Minogue couldn’t decide if Cohen was hinting at his, Minogue’s, ignorance of the event. Hoey must have tried him at home, Minogue thought again. He excused himself and went to the phone.

“God Almighty, Shea,” he whispered into the receiver. “What the hell is happening? I’m up at the Fines’ and I’m looking for a place to hide my face. What broke down?”

“I only happened to be in early,” Hoey answered. “I heard it off the radio, and me parking the car.”

“Damn and blast it, Shea, we can’t be running an investigation like this. We look like iijits. We are iijits. This has to stop, man.”

Hoey didn’t reply immediately.

“It’s on your desk, sir,” he said finally. “I took the liberty of looking through your morning stuff from Eilis. Timed at four-fifteen from Dispatch. They knew to get you, anyway. I tried you at home but you were gone already.”

Cohen walked into the hall now, heading for the kitchen, thereby cutting short Minogue’s anger.

“All right, all right.” Minogue dug the receiver into his ear. “All right. Was it just this bombing thing, Shea?”

Hoey told him that he was awaiting a call from the National Library with more information. Doyle had gone over to the Library already to see the dockets and give Kearney a good going-over.

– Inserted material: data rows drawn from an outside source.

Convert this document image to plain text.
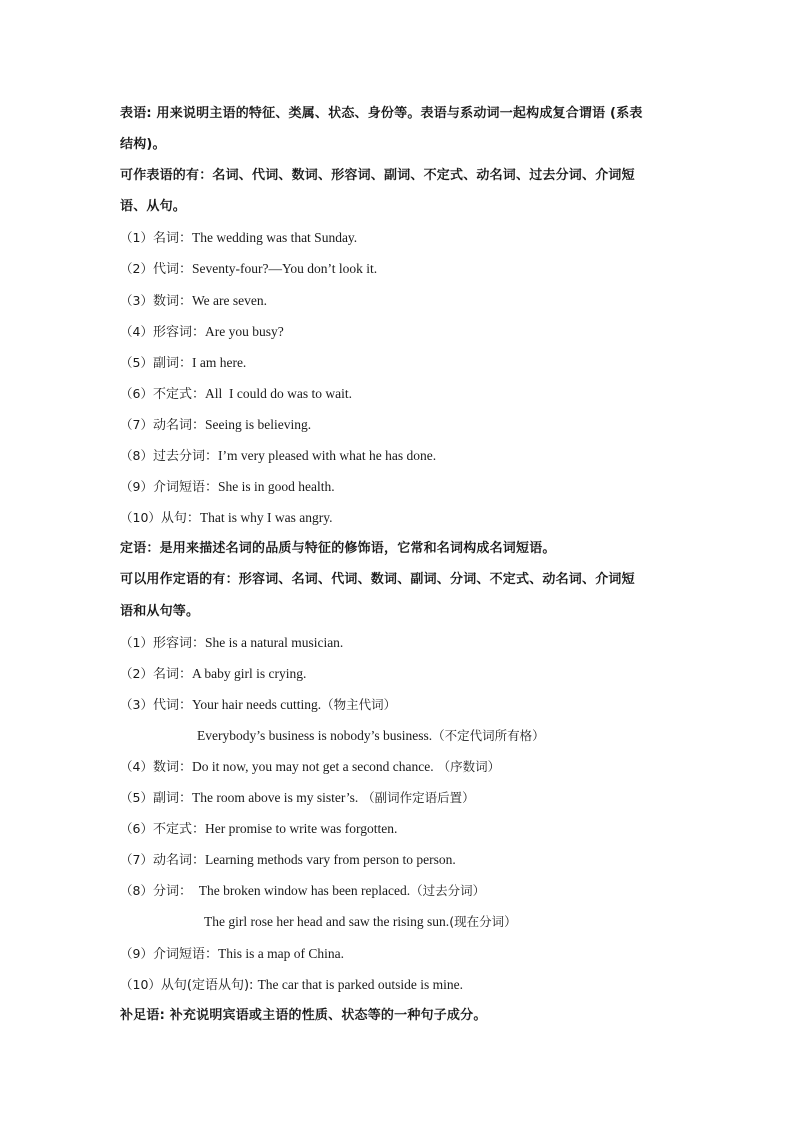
表语: 用来说明主语的特征、类属、状态、身份等。表语与系动词一起构成复合谓语 (系表
结构)。
可作表语的有：名词、代词、数词、形容词、副词、不定式、动名词、过去分词、介词短
语、从句。
（1）名词：The wedding was that Sunday.
（2）代词：Seventy-four?—You don’t look it.
（3）数词：We are seven.
（4）形容词：Are you busy?
（5）副词：I am here.
（6）不定式：All  I could do was to wait.
（7）动名词：Seeing is believing.
（8）过去分词：I’m very pleased with what he has done.
（9）介词短语：She is in good health.
（10）从句：That is why I was angry.
定语：是用来描述名词的品质与特征的修饰语，它常和名词构成名词短语。
可以用作定语的有：形容词、名词、代词、数词、副词、分词、不定式、动名词、介词短
语和从句等。
（1）形容词：She is a natural musician.
（2）名词：A baby girl is crying.
（3）代词：Your hair needs cutting.（物主代词）
Everybody’s business is nobody’s business.（不定代词所有格）
（4）数词：Do it now, you may not get a second chance. （序数词）
（5）副词：The room above is my sister’s. （副词作定语后置）
（6）不定式：Her promise to write was forgotten.
（7）动名词：Learning methods vary from person to person.
（8）分词：  The broken window has been replaced.（过去分词）
The girl rose her head and saw the rising sun.(现在分词）
（9）介词短语：This is a map of China.
（10）从句(定语从句): The car that is parked outside is mine.
补足语: 补充说明宾语或主语的性质、状态等的一种句子成分。
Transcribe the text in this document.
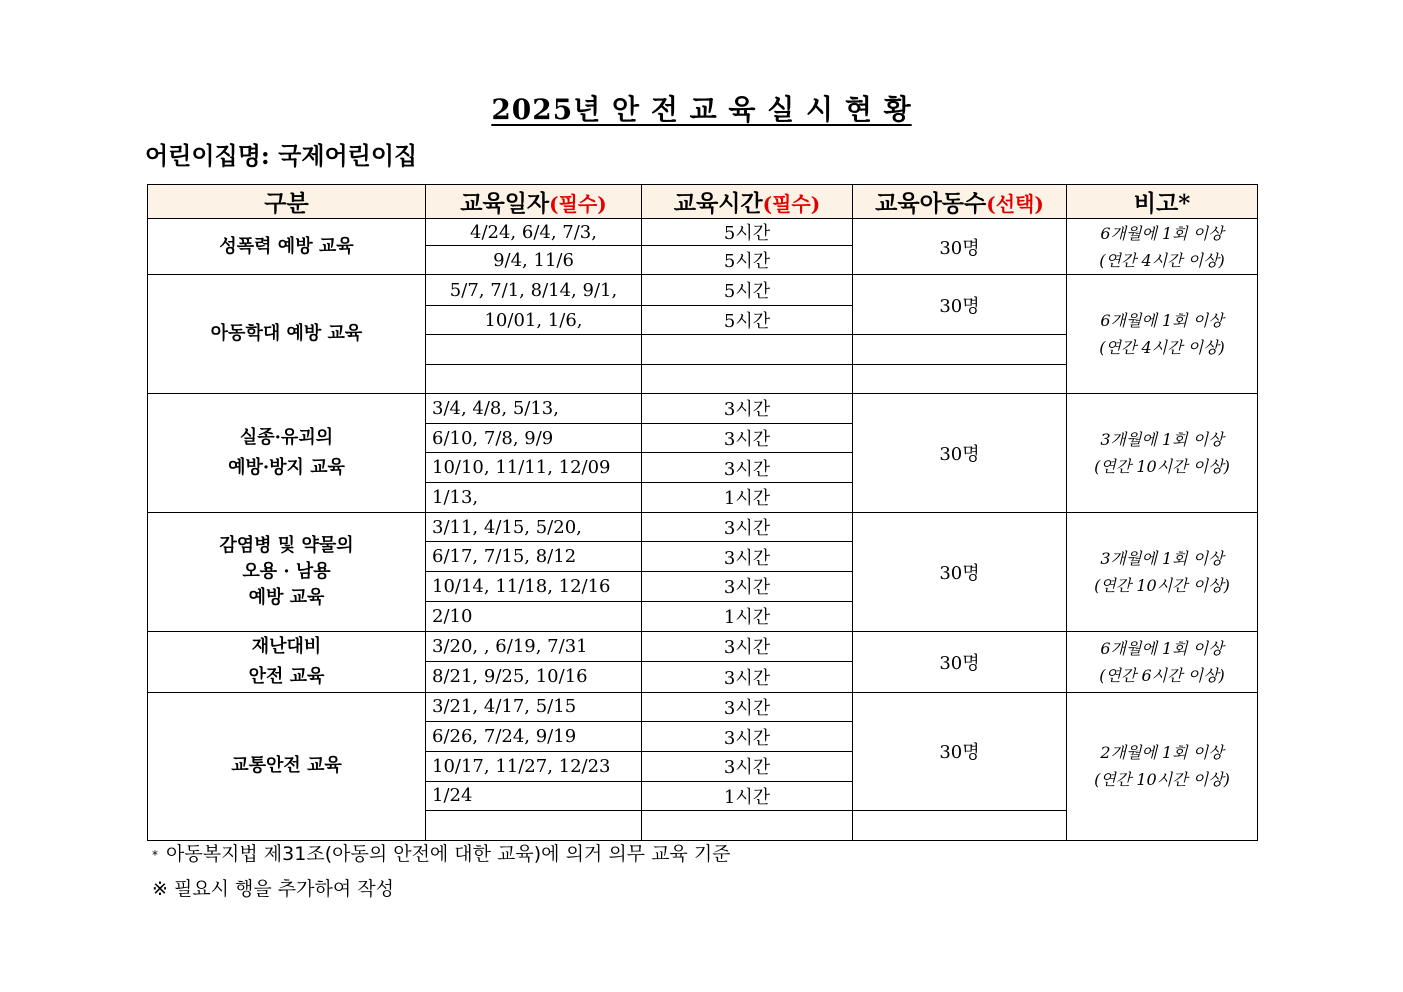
2025년 안 전 교 육 실 시 현 황
어린이집명: 국제어린이집
구분	교육일자(필수)	교육시간(필수)	교육아동수(선택)	비고*
성폭력 예방 교육	4/24, 6/4, 7/3,	5시간	30명	6개월에 1회 이상
(연간 4시간 이상)
	9/4, 11/6	5시간		
아동학대 예방 교육	5/7, 7/1, 8/14, 9/1,	5시간	30명	6개월에 1회 이상
(연간 4시간 이상)
	10/01, 1/6,	5시간		

실종·유괴의
예방·방지 교육	3/4, 4/8, 5/13,	3시간	30명	3개월에 1회 이상
(연간 10시간 이상)
	6/10, 7/8, 9/9	3시간		
	10/10, 11/11, 12/09	3시간		
	1/13,	1시간		
감염병 및 약물의
오용 · 남용
예방 교육	3/11, 4/15, 5/20,	3시간	30명	3개월에 1회 이상
(연간 10시간 이상)
	6/17, 7/15, 8/12	3시간		
	10/14, 11/18, 12/16	3시간		
	2/10	1시간		
재난대비
안전 교육	3/20, , 6/19, 7/31	3시간	30명	6개월에 1회 이상
(연간 6시간 이상)
	8/21, 9/25, 10/16	3시간		
교통안전 교육	3/21, 4/17, 5/15	3시간	30명	2개월에 1회 이상
(연간 10시간 이상)
	6/26, 7/24, 9/19	3시간		
	10/17, 11/27, 12/23	3시간		
	1/24	1시간		

* 아동복지법 제31조(아동의 안전에 대한 교육)에 의거 의무 교육 기준
※ 필요시 행을 추가하여 작성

“Kearney, the library assistant who phoned?”

“Yes. He knew Justice Fine’s name and figured that the fella looking for books and filling in the request dockets was some relation of Fine’s. That’s how he remembered. Guess what Paul Fine was interested in?”

“Go on, Shea, for the love of God. I’m in Fine’s house here, sitting on their phone.”

“Sorry. He signed retrieval slips for nine books. Do you know how the system works there? You ask for books to be brought to you. There are millions of books there, and very valuable ones too. So Kearney is one of the assistants who’d go and get the actual books down off the shelves. Now it doesn’t say what time the books were given out and Doyle’s going to try and pin Kearney a bit better than that. All the nine books got to him, that is to say that none of the books was missing or anything. Ready for a few titles? Catholicism and the Franco Regime by a Norman Cooper. Never heard of any of these meself… Addresses, Essays and Lectures by J. E. De Balaguer, Church and Politics of Chile by a fella called Smith…”

“Hold on, hold on there, Shea. What’s all this? I’m swimming in detail here and now is not the time.”